I've read through your posts and find it interesting that you don't mention much about the principals and teachings of Christ found in the Book of Mormon. Your approach seems to have been focus primarily on veracity of the Book of Mormon by means of historical, archeological, or lingusitic evidences. Both sides can obviously be argued in these terms. However, the spiritual side seems to have been ignored. This is why the "Bishop" was interested in how you felt as you read it. He was questioning if your heart burned like those on the road with the Savior after his resurection. The Holy Ghost often instructs and inspires us through our emotions. Then as an individual spiritual progresses in faith, that faith is confirmed by other means.

 
At 9/10/2009 4:45 PM , Blogger Sam said...

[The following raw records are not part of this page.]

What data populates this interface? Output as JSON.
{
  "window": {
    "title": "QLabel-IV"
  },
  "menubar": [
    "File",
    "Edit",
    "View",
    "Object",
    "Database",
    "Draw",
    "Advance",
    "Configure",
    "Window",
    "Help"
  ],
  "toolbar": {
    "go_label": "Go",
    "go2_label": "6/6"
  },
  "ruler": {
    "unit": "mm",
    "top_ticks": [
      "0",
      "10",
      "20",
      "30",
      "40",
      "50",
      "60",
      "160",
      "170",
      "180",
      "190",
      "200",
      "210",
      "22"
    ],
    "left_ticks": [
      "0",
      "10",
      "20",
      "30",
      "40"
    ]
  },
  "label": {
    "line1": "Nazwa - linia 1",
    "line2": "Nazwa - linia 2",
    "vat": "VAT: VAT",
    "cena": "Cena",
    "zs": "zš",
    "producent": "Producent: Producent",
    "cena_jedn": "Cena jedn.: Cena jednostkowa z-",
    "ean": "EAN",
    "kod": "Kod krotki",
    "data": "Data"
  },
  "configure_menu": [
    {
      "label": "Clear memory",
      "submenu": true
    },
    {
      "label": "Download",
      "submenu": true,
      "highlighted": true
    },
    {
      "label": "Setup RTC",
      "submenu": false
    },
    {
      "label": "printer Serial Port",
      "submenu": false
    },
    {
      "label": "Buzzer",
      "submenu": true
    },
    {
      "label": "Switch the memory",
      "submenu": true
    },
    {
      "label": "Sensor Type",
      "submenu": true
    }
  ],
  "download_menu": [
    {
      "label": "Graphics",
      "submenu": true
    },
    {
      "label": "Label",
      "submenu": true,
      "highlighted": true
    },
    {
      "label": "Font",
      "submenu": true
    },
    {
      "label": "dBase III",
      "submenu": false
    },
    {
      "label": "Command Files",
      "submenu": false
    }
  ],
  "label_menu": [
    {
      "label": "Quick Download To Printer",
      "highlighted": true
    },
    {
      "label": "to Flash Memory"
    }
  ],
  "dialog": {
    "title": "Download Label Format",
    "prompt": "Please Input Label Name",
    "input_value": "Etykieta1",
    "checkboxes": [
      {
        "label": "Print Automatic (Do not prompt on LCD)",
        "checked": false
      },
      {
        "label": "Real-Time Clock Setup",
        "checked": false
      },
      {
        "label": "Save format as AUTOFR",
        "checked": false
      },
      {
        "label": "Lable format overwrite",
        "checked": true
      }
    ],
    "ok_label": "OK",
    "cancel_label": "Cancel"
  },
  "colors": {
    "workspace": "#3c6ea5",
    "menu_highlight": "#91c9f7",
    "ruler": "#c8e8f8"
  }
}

Tyson, if the BOM gave similar lessons and such, I wouldn't have a problem with the similarities between the BOM and the Bible. If it truly is the word of God, I would expect there to be similarities. The reason I think it's obvious that the BOM borrows from the New Testament is because the use of exact wording. When you read the different books in the Bible, you notice that the different authors had different writing styles and different vocabularies, which demonstrates that they were writing the Bible in their own words. So we should not expect the authors of the BOM to use the exact same wording as the New Testament when talking about the same subjects.

I didn't focus teachings of the BOM because I don't have a problem with most of them. I focused on the veracity of the BOM because it's relevant to the credibility of Joseph Smith, which in term is relevant to the credibility of the LDS Church.

I have no reason to think the Holy Spirit communicates to us through our emotions. In fact, the Bible warns us against trusting our emotions.